Każdy filozof powinien podnosić własne kwalifikacje, poznawać najnowsze nurty myśli swojej dyscypliny. W przypadku filozofii fryzjerstwa studenci powinni poznać zgodnie z odpowiednim wskaźnikiem Krajowych Ram Kwalifikacyjnych te idee filozofii pragmatyzmu, dzięki którym będą mogli uzupełniać swoim klientkom niedobór kwasu Metaphysical Club we włosach i skórze głowy zafascynowanej poglądami Richarda Rorty'ego. Takie podejście musi zawierać wyciągi z pragmatyzmu Jamesa. Dzięki studiom pragmatyzmu Peirce'a włosy uzyskują sprężystość, a myśl będzie bardziej giętka niż mowa. Z badań nad losami absolwentów tego kierunku studiów wynika, że ich klientki są zachwycone wysokim poziomem profesjonalizmu filozoficznych kadr fryzjerskich. Mają nawet wrażenie, że dzięki uświadomieniu sobie w wyniku przeczesywania tekstów filozofów ducha i neokantystów jest na ich głowach więcej włosów, które łatwiej się rozczesują i układają, oraz - co ważne - po nocnym wkuwaniu w czasie sesji mniej są zagniecione rano. Są dłużej świeże i nie obciążone.

Wreszcie w ramach praktyk zawodowych na uniwersyteckiej filozofii fryzur studenci powinni zgodnie z oczekiwaniami rynku i pracodawców, czyli w tym przypadku kierowników zakładów i salonów fryzjerskich nauczyć się stosowania terapii Hair Spa, która opiera się na równoległym stosowaniu foto-terapii oraz organicznej kąpieli w dziełach filozofów współczesnych do skóry głowy i kuracji HIST. Taka metoda jest bezinwazyjna, bezpieczna i bardzo skuteczna wobec problemów: wypadania włosów myśli, nadmiaru transcendencji, wrażliwej i suchej skóry oraz łupieżu gender. Foto-terapia opiera się na użyciu zimnego, czystego światła metaforycznego o dużej wartości energetycznej. Sekwencyjne stosowanie różnej długości fal pozwala na podniesienie potencjału energetycznego komórek w naskórku i skórze właściwej naszych przyszłych klientów. W konsekwencji powyższa terapia przyśpiesza proces regeneracji historii myśli filozoficznej oraz stymuluje intersubiektywne mieszki do wejścia w cykl rozwoju.

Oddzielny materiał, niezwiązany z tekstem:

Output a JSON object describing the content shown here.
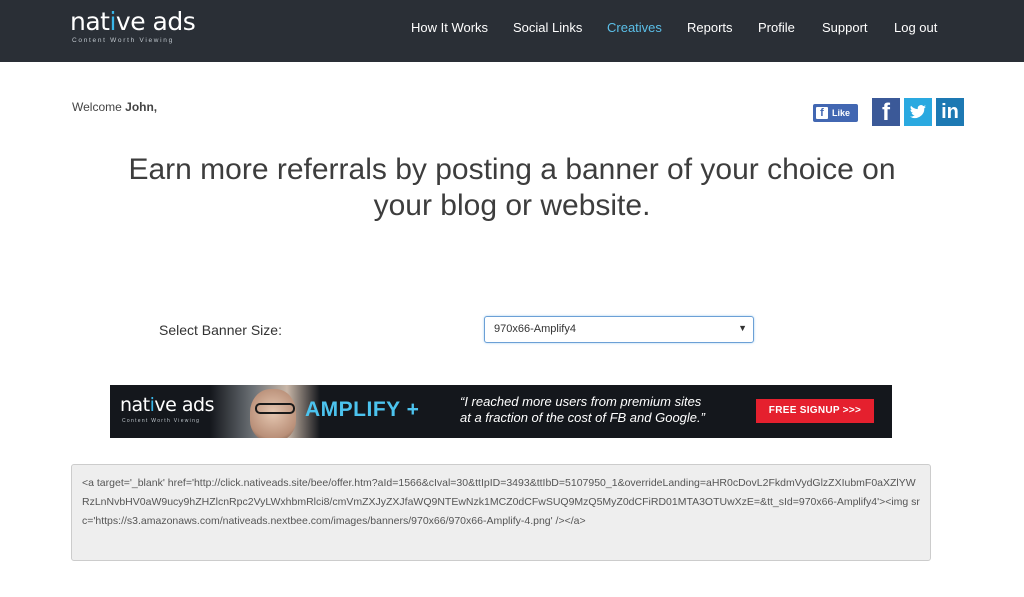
{
  "header": {
    "logo": {
      "text_main_a": "nat",
      "text_accent": "i",
      "text_main_b": "ve ads",
      "tagline": "Content Worth Viewing"
    },
    "nav": [
      {
        "label": "How It Works",
        "active": false
      },
      {
        "label": "Social Links",
        "active": false
      },
      {
        "label": "Creatives",
        "active": true
      },
      {
        "label": "Reports",
        "active": false
      },
      {
        "label": "Profile",
        "active": false
      },
      {
        "label": "Support",
        "active": false
      },
      {
        "label": "Log out",
        "active": false
      }
    ],
    "colors": {
      "bar": "#2a2f36",
      "active_link": "#5bbfe8"
    }
  },
  "welcome": {
    "prefix": "Welcome ",
    "name": "John,",
    "full": "Welcome John,"
  },
  "social": {
    "like_label": "Like",
    "icons": [
      "facebook-icon",
      "twitter-icon",
      "linkedin-icon"
    ]
  },
  "headline": "Earn more referrals by posting a banner of your choice on your blog or website.",
  "banner_select": {
    "label": "Select Banner Size:",
    "selected": "970x66-Amplify4"
  },
  "banner": {
    "logo_a": "nat",
    "logo_accent": "i",
    "logo_b": "ve ads",
    "logo_tagline": "Content Worth Viewing",
    "product": "AMPLIFY +",
    "quote_line1": "“I reached more users from premium sites",
    "quote_line2": "at a fraction of the cost of FB and Google.”",
    "cta": "FREE SIGNUP  >>>"
  },
  "embed_code": "<a target='_blank' href='http://click.nativeads.site/bee/offer.htm?aId=1566&cIval=30&ttIpID=3493&ttIbD=5107950_1&overrideLanding=aHR0cDovL2FkdmVydGlzZXIubmF0aXZlYWRzLnNvbHV0aW9ucy9hZHZlcnRpc2VyLWxhbmRlci8/cmVmZXJyZXJfaWQ9NTEwNzk1MCZ0dCFwSUQ9MzQ5MyZ0dCFiRD01MTA3OTUwXzE=&tt_sId=970x66-Amplify4'><img src='https://s3.amazonaws.com/nativeads.nextbee.com/images/banners/970x66/970x66-Amplify-4.png' /></a>"
}
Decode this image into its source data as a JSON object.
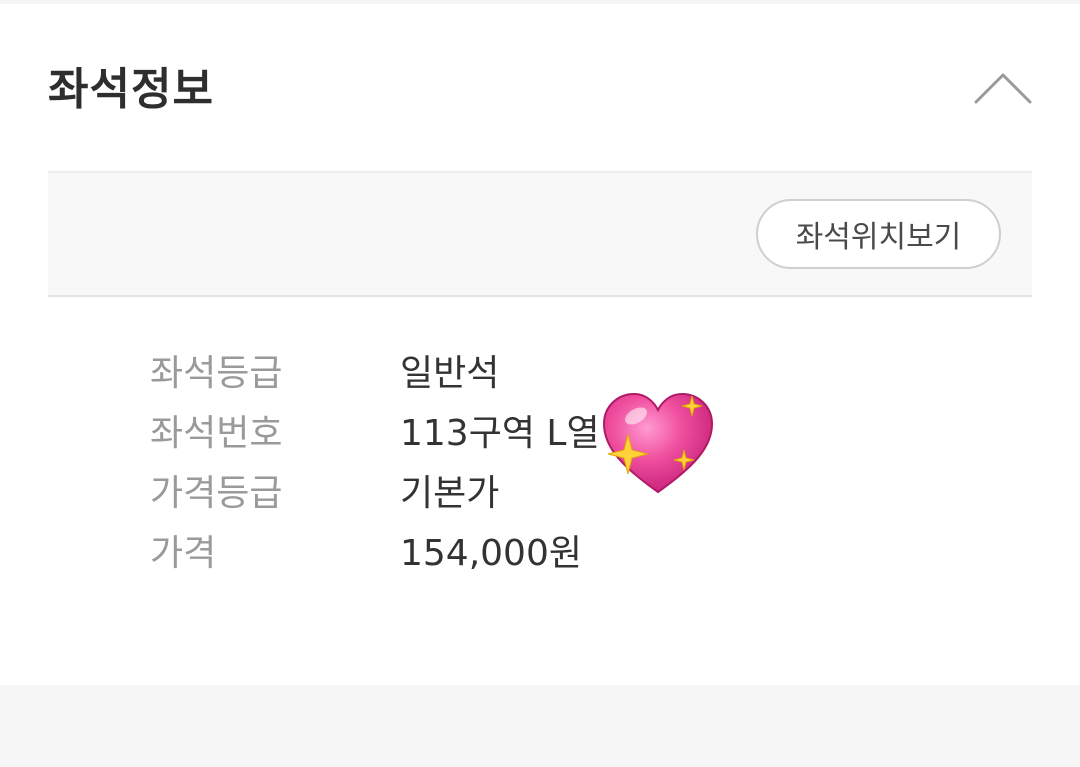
{
  "header": {
    "title": "좌석정보",
    "toggle_icon": "chevron-up-icon"
  },
  "seat_map_button": {
    "label": "좌석위치보기"
  },
  "seat_info": [
    {
      "label": "좌석등급",
      "value": "일반석"
    },
    {
      "label": "좌석번호",
      "value": "113구역 L열"
    },
    {
      "label": "가격등급",
      "value": "기본가"
    },
    {
      "label": "가격",
      "value": "154,000원"
    }
  ],
  "sticker": {
    "icon": "sparkling-heart-icon"
  },
  "colors": {
    "title_text": "#2e2e2e",
    "label_text": "#9a9a9a",
    "value_text": "#333333",
    "heart": "#e8409a",
    "sparkle": "#ffd23c"
  }
}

Sądzę, że dzięki niniejszej inspiracji będzie łatwiej naszym akademikom dobrać do macierzy wskaźników kształcenia odpowiednią wiedzę, umiejętności i postawy studiujących filozofię fryzur. Być może zainteresują się nią także przedstawiciele nauk o kulturze fizycznej, gdyż tu fryzjerstwo jest podstawą do ewaluacji zajęć drużynowych (wiadomo -= kompetencje społeczne).